Мой аэродром

Леонид Плешаков| опубликовано в номере №1392, май 1985
  • В закладки
  • Вставить в блог

— А сколько сбили самолетов?

— Всего один. Да и то не я, а мой стрелок-радист. Я ведь летаю на штурмовике «Ил-2», наше дело — наземные цели, а не воздушные. В небе чаще все-таки сбиваем не мы, а нас.

Такой ответ озадачил. Стараясь спасти лицо нашего замечательного гостя, мы подбросили ему спасительный вопросик:

— Расскажите о самом памятном для вас боевом случае...

— Это было на Курской дуге. В тот день мы уже совершили по три вылета. Вдруг снова приказ: нужно уничтожить подтягивающуюся к фронту механизированную колонну гитлеровцев. Взлетаем эскадрильей, идем под прикрытием своих истребителей и в заданном квадрате очень быстро находим нужную цель: танки, бронетранспортеры, автомашины с пехотой, тягачи с пушками пылят по дороге в открытую, видно, очень торопятся. Командир эскадрильи подает сигнал «делай, как я» и переходит на «бреющий». На такой высоте бомбы бросать нельзя: заденет своими же осколками. Значит, будет работать пушечно-пулеметным огнем. Я иду замыкающим. Вот в прицеле голова застопорившейся колонны. Несколько автомашин уже объято пламенем, солдаты прыгают через кювет, бегут в поле. Нажимаю на гашетку, но не слышу привычного треска очередей. Что такое? И тут сзади доносятся взрывы бомб. Неужели, думаю, механики, ремонтируя машину после предыдущего вылета, в спешке все перепутали и к пушечно-пулеметной гашетке подвели провода от бомбодержателей? Врубаю сброс — действительно, раздается очередь. Но я уже проскочил колонну.

Следом за товарищами набираю высоту. Они заходят на бомбометание. А я-то уже разгрузился. Поэтому чуть отстаю и, когда они вновь уходят от колонны, бросаю свой штурмовик вниз, прохожусь длинными очередями по горящим машинам. танкам, мечущейся в панике пехоте.

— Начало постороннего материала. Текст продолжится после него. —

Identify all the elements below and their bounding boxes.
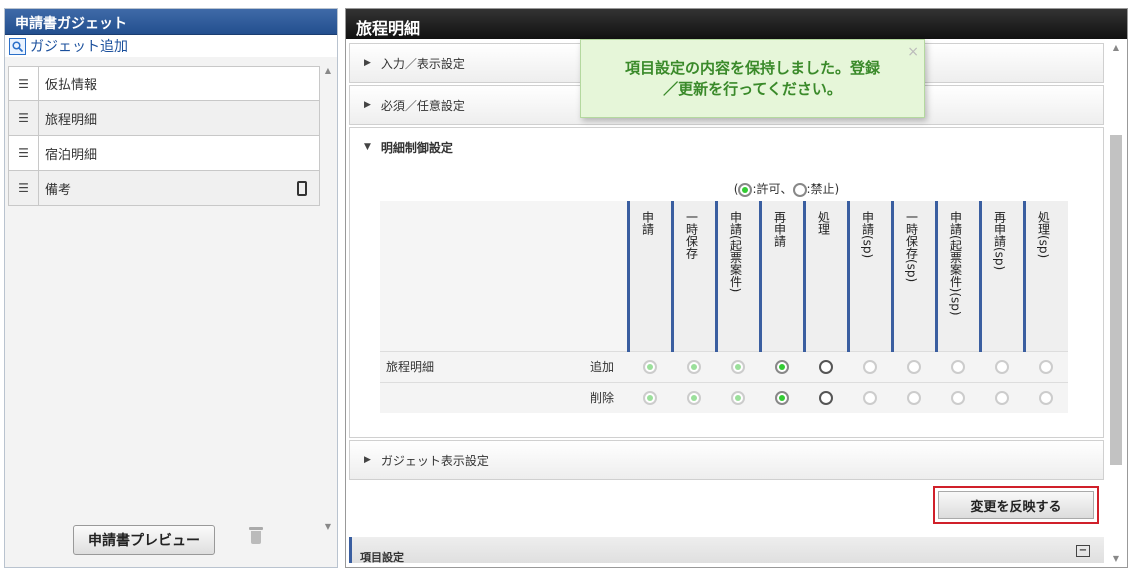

Набираю высоту, но никого из наших не вижу. Ложусь и сам на обратный курс. И вдруг сбоку огненная трасса. Стрелок-радист кричит: «Мессеры». Смотрю, на хвосте прицепились двое. Один заходит чуть снизу, чтобы бить наверняка, сблизи, из мертвого пространства, где его не может зацепить наш огонь. Второй держится пока на отдалении и немного выше нас. Быстро ухожу к земле, чтобы оба истребителя попадали под очереди стрелка-радиста. Они кидаются следом. Бьют экономно, короткими очередями. Мы огрызаемся, маневрируем, но преимущество в скорости на их стороне, и я чувствую, что они попадают. Они уже разгорячены охотой и в азарте теряют осторожность. Дав очередь, один из «мессеров» бросается обгонять нас, он идет чуть выше слева, и мой стрелок не упустил момента — впорол снизу спереди длиннющую очередь. Истребитель будто тормознул, клюнул вниз, а земля-то рядом — и он врезался в нее. Но остался еще один, и он понял, что у нас кончился боезапас. Обнаглев, он подходил совсем близко и бил почти в упор. Я бросал штурмовик вправо, влево, стараясь вывести машину из-под очередей, но они хоть краешком, а все-таки доставали нас. Где-то у линии фронта немец, расстреляв все патроны, повернул наконец назад, а мы пошли на свой аэродром. Как дотянули — не знаю. Уже на земле я осмотрел машину — она вся была изрешечена пробоинами. Да и меня со стрелком зацепило... С тех пор, — закончил капитан, — в бою я никогда не отрываюсь от своих товарищей...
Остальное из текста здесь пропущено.